Occasionally, a Vault can be struck by a disaster like a fire, a radroach infestation or a raider attack. Those will interrupt work and force Dwellers to fight against the threat (in case of living enemies, having a weapon equipped will help a lot). Some of the disasters will also happen if the player tries and fails to rush resource production. Dealing with the disaster will usually reduce the Dwellers’ health and may potentially kill them. In addition to health, each Dweller has another stat players should monitor closely: their happiness which affects resource production. Dwellers are happier when their basic needs are taken care of, they do the jobs they’re good at, they’re healthy and they’re in relationships (achieved by putting a male and female Dweller in the same living quarters).

Fallout Shelter allows sending your Dwellers to explore the wasteland. Adventures like that are probably the most reliable way of finding items but they’re full of enemy encounters.

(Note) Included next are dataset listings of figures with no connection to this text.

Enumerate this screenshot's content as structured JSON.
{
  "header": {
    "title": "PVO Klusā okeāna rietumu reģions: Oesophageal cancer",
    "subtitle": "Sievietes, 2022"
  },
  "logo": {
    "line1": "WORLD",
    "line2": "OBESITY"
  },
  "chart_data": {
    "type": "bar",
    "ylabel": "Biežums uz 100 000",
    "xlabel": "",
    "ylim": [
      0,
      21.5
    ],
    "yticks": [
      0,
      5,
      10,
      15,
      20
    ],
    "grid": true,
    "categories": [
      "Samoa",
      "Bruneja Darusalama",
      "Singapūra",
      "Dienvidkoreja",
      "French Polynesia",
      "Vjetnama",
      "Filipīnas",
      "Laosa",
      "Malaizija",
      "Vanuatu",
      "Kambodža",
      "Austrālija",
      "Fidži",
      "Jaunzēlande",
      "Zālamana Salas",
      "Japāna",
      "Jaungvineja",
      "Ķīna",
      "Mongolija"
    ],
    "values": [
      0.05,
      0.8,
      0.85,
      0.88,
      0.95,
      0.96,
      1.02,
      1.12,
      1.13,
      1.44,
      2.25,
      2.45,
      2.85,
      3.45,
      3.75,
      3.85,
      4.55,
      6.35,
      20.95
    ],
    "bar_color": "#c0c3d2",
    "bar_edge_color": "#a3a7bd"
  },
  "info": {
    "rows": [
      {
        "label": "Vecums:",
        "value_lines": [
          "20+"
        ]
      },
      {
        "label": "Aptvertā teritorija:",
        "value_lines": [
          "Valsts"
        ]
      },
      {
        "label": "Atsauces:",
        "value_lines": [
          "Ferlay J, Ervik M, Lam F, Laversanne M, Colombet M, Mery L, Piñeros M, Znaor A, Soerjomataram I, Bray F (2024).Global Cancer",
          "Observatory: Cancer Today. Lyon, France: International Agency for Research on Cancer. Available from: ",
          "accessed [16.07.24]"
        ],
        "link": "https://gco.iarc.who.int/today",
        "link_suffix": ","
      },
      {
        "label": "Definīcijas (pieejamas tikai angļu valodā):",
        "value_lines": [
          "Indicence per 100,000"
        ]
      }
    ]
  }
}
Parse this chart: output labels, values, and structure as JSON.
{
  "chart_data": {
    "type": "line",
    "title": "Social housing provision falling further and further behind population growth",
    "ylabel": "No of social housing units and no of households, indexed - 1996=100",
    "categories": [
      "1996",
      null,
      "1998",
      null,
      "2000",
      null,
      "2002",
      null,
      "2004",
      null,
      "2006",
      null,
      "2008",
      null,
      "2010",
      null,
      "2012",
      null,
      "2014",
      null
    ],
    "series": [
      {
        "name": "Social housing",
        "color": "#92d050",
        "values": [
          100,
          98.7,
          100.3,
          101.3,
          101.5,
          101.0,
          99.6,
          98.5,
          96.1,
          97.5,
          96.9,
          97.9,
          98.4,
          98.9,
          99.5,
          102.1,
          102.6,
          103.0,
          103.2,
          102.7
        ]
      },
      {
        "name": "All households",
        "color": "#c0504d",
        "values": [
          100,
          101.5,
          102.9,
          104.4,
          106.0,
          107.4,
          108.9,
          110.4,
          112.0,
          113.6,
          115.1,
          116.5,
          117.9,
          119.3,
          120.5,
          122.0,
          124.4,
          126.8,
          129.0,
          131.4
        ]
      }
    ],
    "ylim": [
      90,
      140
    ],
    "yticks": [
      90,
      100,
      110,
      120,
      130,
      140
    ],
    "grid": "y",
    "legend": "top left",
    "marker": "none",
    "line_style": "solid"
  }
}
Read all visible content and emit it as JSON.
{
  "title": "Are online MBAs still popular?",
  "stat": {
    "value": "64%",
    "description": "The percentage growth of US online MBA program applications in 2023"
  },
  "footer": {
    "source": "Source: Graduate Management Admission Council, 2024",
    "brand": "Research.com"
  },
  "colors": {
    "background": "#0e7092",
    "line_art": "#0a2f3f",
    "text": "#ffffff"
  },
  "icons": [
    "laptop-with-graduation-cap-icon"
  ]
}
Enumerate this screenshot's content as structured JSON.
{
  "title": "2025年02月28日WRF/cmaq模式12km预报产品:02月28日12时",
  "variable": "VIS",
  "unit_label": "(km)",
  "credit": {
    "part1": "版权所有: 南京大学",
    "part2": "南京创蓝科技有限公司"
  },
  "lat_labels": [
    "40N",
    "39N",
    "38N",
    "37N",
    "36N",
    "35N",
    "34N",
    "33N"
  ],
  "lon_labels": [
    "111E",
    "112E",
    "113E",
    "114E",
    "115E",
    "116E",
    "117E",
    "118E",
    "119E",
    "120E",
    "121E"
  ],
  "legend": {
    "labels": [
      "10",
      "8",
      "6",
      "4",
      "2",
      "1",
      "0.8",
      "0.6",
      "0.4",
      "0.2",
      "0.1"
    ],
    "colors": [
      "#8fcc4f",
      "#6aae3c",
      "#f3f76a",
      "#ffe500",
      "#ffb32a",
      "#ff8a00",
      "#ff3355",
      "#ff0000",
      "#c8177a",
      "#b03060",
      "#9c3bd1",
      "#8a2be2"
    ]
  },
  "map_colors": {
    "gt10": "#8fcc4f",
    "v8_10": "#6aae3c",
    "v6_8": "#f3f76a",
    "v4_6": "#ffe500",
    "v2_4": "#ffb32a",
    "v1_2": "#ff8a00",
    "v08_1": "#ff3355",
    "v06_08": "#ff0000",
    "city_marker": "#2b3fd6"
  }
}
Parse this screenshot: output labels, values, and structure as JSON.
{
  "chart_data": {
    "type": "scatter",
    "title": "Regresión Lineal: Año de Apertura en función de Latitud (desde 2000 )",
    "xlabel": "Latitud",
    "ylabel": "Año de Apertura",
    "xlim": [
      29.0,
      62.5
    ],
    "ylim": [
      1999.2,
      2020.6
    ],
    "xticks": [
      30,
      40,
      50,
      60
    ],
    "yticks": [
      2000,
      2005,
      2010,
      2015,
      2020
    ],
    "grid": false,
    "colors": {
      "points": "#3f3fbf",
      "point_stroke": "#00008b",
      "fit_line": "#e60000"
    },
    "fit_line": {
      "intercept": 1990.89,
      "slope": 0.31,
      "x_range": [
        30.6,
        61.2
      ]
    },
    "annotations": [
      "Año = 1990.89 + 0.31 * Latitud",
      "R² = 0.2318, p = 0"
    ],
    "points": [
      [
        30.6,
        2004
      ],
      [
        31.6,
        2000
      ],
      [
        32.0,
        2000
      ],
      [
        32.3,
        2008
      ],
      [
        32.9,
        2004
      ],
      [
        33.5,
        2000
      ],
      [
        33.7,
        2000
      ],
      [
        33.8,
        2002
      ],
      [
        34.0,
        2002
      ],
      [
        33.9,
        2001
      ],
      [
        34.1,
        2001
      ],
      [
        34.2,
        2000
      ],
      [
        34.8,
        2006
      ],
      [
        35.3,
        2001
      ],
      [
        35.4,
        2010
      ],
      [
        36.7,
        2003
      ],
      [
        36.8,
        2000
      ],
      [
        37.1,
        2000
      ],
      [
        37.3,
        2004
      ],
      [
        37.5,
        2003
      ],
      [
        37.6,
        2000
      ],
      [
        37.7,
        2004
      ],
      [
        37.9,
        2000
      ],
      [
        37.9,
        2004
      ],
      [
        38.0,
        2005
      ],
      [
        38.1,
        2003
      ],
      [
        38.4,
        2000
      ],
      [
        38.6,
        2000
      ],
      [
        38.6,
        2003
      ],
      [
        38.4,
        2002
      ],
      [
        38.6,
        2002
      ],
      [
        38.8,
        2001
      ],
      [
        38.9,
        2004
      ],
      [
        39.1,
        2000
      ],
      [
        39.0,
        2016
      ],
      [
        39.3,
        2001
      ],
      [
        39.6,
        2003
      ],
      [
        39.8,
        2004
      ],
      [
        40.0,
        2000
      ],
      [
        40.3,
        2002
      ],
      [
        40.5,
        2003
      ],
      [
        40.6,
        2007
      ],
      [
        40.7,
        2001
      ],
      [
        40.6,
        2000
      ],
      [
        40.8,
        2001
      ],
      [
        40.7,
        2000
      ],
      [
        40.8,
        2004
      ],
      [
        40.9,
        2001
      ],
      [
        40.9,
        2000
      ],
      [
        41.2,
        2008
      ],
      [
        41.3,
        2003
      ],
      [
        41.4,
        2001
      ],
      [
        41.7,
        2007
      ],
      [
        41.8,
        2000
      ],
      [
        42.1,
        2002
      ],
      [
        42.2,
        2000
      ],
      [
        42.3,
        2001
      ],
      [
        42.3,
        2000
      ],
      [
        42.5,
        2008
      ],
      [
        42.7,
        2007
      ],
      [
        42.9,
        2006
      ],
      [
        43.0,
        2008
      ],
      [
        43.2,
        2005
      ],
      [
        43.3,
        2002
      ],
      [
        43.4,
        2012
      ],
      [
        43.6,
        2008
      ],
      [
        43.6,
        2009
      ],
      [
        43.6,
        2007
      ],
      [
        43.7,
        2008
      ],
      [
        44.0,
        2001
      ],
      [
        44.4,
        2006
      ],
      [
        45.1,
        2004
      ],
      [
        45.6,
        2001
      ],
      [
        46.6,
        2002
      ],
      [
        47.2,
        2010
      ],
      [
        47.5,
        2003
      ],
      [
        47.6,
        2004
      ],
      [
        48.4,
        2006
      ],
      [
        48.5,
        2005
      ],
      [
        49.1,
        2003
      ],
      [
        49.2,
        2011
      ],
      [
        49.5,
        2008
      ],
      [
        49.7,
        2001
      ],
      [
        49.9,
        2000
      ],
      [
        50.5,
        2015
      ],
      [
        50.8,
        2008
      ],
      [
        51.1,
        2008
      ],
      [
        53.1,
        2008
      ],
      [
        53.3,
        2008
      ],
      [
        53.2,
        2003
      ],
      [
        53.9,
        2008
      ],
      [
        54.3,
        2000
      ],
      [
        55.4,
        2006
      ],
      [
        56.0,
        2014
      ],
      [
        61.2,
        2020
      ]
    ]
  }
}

If you don’t want the inhabitants of your Vault dying horribly while exploring the outside world, you’d better send the ones with high SPECIAL stats and the best equipment you have.

While the rules might seem complex at first, the game is in fact extremely straightforward, to the point of being simplistic. It also doesn’t have much content. The only reason it’s not possible to do everything there is to do in the game in an hour or two is that most of your time is spent on waiting. Almost everything in the game requires you to wait for something to happen and the most reliable way of cheating is by changing system time on your phone.

Playing Fallout Shelter is fun for a while when you still don’t fully know the mechanics. When you get the hang of it, the game turns into a mindless, repetitive waste of time. There’s very little depth to it, it won’t surprise you and there’s no endgame. It’s a patience-testing skinner box which makes you do the same few actions over and over again (daily objectives mix things up slightly but they’re just too generic – produce X amounts of resource Y, sell Z number of weapons etc. – to make the game interesting) until you get bored and let your Vault collapse without Overseer’s guidance.

Fallout Shelter features microtransactions. It’s not the worst example on the mobile market but it’s still pretty much ‘free to play, pay to win’ situation: you never really have to buy anything but money gives you lunch boxes which often contain powerful Dwellers, good weapons or large amounts of resources. Lunch boxes can be earned by completing daily objectives but not every objective gives a lunch box (most of them just give you in-game money) and there’s only so much you can do during one day in such a waiting-focused game.

It’s obvious that the developers of Fallout Shelter were less concerned in designing a fun game and more with promoting the next big title in the series. Shelter, like most casual games, is fun for a short while but gets boring really quickly. It’s a game that both promotes the franchise and relies heavily on brand recognition. Unfortunately, it never goes beyond just showing a few iconic images – there are no moral dilemmas, no problems with multiple solutions, no exploration, no strategic or tactical depth. After the good first impressions fade, all that remains is a game about waiting, occasionally tapping the screen and watching the bars fill. Your Vault will be bigger, you’ll move on from fighting radroaches to fighting deathclaws, your weapons will get better and you’ll have more resources but those are just changes in a few variables. There’s no real progress here and no ending – you’ll always keep doing the same things you were doing before.